We have spoken to a few of our athletes to discuss how they have coped with their season being disrupted. We’re going to share their tips in the hope that some of their advice can help you reframe your training and keep your motivation and enthusiasm high. Here’s what they had to offer…


Time to read: 4 minutes

Key Points:

  • Professional athlete mental health
  • Applied strategies for positive mental outlook
  • Suggestions for disrupted routine & training

It’s easy to assume that professional athletes at the peak of their physical and mental capabilities are immune to the effects of a shutdown, but that’s really not the case.



Nikki Love, Adventure Runner has had her season turned upside down, with the cancellation of a huge event. Here’s how she has coped…

"The event I was training for, to Run Across Australia, had to be postponed, with no reschedule date. I had 2 years of focussed energy to step away from, so I’ve taken a bit of time to process it.

Thankfully I already had a daily routine to help my mind – it’s to wake up and write in my journal. I write what I’m thankful for - all that I am, all that I have and all who are in my world - it gets me ready for my day, and then I train.

I still have highs and lows as I try and work out what’s next? Because the answer is so up in the air, but being thankful for “now” helps."

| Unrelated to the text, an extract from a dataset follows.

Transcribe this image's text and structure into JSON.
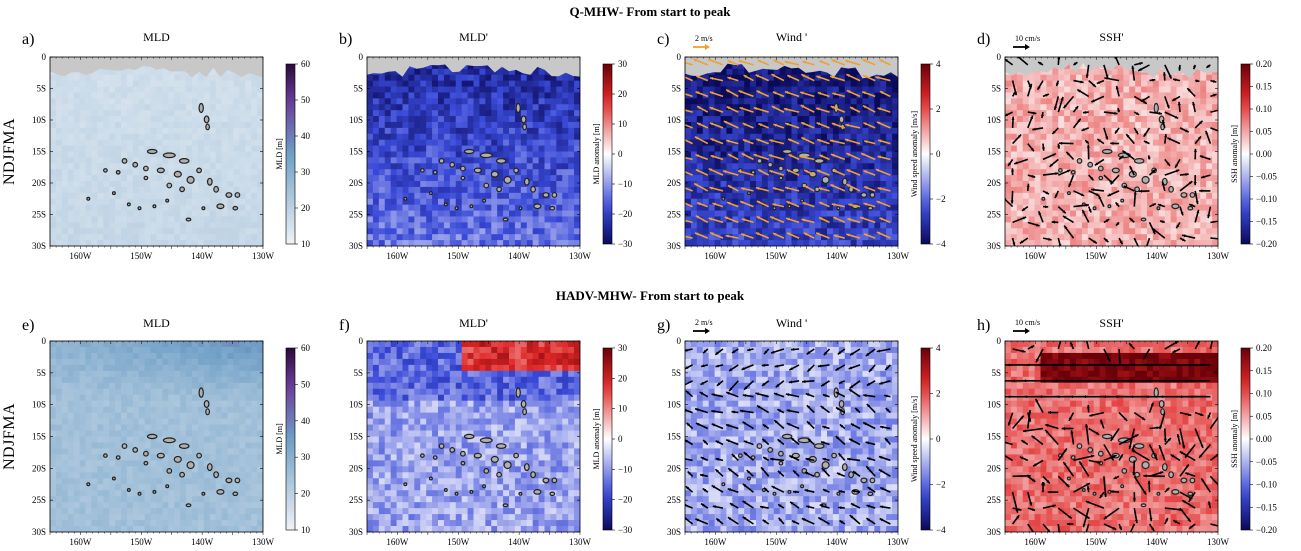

Ben Peggs, the most decorated Fencer in GB history was looking forward to the Olympics, which have been postponed until at least 2021. Here’s how he has dealt with it…

 

"I have written a detailed training plan that means my training has been adjusted but not interrupted. It’s frustrating not being able to get to the training centre but I have access to outside space and a balcony.

Each day I am being creative with my training and challenging myself to adapt to this new situation. Part of that routine is to listen to HeadSpace. The mindfulness meditation app has always been part of my psychology work, but now it’s becoming more useful than ever.

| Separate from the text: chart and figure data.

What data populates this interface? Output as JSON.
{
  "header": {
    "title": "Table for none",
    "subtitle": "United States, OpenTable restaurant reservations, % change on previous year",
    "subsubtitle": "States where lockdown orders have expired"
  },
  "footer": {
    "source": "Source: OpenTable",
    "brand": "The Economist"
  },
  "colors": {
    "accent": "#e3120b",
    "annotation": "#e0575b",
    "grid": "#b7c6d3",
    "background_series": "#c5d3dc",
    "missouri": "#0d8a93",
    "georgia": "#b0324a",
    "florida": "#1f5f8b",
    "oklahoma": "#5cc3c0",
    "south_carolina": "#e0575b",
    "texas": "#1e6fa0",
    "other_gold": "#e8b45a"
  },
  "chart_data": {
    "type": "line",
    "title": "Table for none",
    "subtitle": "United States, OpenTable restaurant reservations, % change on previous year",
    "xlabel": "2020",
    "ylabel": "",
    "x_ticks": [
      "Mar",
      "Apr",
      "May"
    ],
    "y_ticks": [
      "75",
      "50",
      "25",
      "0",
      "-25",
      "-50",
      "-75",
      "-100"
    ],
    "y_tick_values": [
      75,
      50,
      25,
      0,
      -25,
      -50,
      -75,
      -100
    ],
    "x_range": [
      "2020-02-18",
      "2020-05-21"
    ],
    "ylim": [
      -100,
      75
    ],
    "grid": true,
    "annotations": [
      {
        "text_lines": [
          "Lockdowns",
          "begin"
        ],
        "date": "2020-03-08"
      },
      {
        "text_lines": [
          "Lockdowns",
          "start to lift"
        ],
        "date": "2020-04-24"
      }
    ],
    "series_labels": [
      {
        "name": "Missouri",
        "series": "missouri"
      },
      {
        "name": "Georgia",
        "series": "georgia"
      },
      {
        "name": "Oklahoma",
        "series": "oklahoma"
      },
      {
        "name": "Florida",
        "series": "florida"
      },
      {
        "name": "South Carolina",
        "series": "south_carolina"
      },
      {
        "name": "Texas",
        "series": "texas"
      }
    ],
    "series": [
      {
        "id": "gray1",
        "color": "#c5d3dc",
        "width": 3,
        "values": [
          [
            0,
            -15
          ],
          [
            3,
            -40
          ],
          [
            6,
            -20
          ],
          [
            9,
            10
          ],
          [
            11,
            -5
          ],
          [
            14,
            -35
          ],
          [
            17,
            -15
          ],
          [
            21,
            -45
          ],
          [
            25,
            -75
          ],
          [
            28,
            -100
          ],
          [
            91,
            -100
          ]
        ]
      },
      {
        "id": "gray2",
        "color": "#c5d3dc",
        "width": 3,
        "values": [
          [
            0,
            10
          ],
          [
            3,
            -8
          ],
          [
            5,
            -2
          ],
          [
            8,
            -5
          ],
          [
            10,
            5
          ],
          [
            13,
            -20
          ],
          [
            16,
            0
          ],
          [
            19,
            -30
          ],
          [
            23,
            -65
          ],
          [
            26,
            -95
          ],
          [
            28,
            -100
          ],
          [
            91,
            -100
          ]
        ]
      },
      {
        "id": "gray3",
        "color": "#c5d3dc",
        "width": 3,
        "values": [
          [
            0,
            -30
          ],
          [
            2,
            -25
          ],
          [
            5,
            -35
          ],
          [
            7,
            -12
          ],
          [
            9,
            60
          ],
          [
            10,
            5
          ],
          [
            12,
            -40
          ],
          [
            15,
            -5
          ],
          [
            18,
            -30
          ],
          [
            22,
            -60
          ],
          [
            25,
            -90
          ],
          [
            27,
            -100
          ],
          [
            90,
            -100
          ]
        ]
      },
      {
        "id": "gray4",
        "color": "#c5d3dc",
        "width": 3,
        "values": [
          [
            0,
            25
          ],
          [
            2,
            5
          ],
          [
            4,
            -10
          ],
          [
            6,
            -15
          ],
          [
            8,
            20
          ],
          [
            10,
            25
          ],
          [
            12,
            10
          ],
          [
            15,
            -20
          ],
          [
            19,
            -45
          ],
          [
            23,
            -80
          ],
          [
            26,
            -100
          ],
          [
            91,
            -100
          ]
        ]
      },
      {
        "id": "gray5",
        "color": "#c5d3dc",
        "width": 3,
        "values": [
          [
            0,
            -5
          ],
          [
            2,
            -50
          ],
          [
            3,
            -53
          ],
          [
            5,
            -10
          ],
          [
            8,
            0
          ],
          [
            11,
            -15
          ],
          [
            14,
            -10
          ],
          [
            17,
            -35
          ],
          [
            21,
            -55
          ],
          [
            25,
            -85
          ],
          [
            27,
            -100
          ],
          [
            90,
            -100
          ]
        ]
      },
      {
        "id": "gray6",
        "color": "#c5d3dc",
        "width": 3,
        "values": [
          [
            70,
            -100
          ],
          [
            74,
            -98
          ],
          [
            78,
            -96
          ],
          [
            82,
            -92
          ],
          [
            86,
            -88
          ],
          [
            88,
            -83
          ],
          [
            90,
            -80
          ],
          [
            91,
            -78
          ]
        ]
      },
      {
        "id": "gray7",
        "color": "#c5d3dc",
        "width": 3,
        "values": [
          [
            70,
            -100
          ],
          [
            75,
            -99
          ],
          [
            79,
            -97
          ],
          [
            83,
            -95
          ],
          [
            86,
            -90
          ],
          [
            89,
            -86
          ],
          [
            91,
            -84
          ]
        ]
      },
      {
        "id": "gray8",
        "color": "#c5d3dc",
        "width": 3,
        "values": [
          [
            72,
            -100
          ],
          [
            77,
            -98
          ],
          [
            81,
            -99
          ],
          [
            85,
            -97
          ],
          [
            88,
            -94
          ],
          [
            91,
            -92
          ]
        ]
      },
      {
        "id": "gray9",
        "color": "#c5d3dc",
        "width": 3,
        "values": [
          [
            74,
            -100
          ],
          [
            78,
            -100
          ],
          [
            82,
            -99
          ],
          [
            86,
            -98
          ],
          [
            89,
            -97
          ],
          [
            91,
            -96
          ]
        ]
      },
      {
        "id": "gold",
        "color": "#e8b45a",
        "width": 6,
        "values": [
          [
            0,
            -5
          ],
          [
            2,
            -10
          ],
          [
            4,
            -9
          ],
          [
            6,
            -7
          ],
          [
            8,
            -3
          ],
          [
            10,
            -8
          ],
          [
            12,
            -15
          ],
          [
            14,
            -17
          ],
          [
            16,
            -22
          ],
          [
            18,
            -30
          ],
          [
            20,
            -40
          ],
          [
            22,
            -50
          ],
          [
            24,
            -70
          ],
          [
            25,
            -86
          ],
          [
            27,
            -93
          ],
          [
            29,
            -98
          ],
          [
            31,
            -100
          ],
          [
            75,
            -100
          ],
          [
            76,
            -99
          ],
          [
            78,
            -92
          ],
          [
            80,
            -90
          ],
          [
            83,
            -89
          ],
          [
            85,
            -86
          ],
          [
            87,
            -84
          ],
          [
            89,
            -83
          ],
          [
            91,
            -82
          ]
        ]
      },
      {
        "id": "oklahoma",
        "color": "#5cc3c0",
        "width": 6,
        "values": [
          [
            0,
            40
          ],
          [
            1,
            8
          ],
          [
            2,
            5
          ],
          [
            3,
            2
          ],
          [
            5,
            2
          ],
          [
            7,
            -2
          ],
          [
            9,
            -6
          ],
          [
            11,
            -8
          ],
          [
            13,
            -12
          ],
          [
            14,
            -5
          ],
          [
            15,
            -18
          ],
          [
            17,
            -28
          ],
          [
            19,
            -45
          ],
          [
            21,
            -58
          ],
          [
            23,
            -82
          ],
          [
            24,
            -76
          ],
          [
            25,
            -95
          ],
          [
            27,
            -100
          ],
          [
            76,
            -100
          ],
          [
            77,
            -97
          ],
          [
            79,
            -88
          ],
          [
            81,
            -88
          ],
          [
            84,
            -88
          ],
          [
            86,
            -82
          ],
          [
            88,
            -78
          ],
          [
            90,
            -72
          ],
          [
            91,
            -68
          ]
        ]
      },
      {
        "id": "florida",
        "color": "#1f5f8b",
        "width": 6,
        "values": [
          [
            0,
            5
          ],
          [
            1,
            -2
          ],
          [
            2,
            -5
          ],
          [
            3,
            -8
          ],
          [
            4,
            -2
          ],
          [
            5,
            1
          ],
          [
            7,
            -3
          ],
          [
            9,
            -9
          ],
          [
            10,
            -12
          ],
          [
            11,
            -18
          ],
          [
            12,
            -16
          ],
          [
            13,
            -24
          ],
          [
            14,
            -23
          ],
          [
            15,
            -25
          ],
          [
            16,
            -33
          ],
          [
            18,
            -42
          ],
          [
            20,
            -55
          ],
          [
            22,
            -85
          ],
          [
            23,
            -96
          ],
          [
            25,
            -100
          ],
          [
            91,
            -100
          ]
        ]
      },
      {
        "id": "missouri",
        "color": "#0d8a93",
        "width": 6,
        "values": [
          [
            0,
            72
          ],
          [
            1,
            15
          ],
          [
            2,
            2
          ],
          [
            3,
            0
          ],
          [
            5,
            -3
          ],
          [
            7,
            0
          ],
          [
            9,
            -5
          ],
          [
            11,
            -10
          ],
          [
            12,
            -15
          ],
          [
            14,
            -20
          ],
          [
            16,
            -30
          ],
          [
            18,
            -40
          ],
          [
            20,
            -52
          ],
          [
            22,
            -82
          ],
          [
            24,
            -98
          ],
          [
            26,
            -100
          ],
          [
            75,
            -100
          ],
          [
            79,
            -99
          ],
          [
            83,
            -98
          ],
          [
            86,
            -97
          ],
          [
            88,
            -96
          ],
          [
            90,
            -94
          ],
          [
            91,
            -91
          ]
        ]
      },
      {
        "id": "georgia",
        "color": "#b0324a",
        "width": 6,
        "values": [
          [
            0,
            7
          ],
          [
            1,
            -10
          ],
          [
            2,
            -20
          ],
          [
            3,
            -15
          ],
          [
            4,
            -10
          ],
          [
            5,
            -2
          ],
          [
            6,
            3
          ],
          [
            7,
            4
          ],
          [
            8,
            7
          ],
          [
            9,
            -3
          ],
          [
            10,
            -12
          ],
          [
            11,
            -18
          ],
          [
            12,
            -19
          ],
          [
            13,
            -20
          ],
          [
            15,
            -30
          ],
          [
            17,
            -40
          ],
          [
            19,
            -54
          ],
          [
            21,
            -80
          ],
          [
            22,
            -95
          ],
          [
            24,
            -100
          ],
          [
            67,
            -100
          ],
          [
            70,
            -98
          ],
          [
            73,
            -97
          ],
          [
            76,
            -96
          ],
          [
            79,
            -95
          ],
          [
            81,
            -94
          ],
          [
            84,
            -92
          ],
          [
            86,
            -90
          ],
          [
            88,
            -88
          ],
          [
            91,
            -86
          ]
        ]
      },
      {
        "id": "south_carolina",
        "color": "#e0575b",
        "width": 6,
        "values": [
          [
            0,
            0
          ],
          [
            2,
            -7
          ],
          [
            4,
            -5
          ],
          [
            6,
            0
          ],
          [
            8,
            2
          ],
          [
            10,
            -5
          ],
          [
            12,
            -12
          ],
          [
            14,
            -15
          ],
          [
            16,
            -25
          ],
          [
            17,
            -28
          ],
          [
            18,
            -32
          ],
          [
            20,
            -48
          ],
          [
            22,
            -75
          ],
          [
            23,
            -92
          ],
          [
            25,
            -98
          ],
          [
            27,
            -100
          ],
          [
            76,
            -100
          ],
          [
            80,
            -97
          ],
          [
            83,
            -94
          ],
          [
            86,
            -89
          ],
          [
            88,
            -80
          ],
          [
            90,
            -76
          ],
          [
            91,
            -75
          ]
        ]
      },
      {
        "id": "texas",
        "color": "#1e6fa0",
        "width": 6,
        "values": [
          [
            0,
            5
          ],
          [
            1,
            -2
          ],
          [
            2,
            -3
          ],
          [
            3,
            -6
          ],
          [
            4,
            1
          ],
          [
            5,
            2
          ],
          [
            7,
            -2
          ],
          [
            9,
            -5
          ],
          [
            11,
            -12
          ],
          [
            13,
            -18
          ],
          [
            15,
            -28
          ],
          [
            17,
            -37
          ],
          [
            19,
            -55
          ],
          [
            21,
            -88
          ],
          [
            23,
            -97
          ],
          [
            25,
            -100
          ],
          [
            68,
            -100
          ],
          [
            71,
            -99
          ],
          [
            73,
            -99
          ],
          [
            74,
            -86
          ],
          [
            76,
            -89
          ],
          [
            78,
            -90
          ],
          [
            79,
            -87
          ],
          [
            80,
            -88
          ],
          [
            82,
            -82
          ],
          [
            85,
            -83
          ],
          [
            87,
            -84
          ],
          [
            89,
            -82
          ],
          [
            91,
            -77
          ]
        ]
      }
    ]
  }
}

Each month I also catch up with my sports psychologist, and we put in place different tasks to achieve each week. Lockdown is providing me with more time which means I can now do other things that I would usually miss out on. One of those things is spending even more quality time with my girlfriend. Lockdown is proving quite an enjoyable place right now."


Scott Beaumont, a multiple World Champion in BMX and Mountain Biking takes a more direct approach…

 

"It is unlikely that we will ever have a situation like this again. Embrace your family and friends. Take more time to call and Skype them. Do all the jobs that you always put off. Use this time to be productive and get your life away from sport back in order.

Remember. No matter how hard you are finding it, people are dying. Relatives are losing loved ones. No one should be feeling down at the moment. Feel lucky that you will enjoy your sport again one day."


There’s no ‘best’ way…

What we can learn from the athletes is that there are different ways people learn to cope with a change in circumstances.

The common theme is that zooming out and seeing the current situation as a relatively short period of time in the grand scheme of things is helpful. Being able to see that this is a temporary thing and in time, life will return to normal gives a sense of perspective.

Focussing on what’s good in our lives helps too. In Nikki’s case her gratitude journal anchors her thoughts in the positive. Ben is spending more time with his girlfriend. Scott is using the time productively.

As hard as the current situation is, we at KYMIRA hope you find a way to manage your way through this. Hopefully the tips from our athletes will help you to put things into perspective and reassure you that with a bit of proactivity, you too can ride this out. We’re keeping our content machine whirring, so we’ll keep you topped up with training, recovery and nutrition information throughout the lockdown.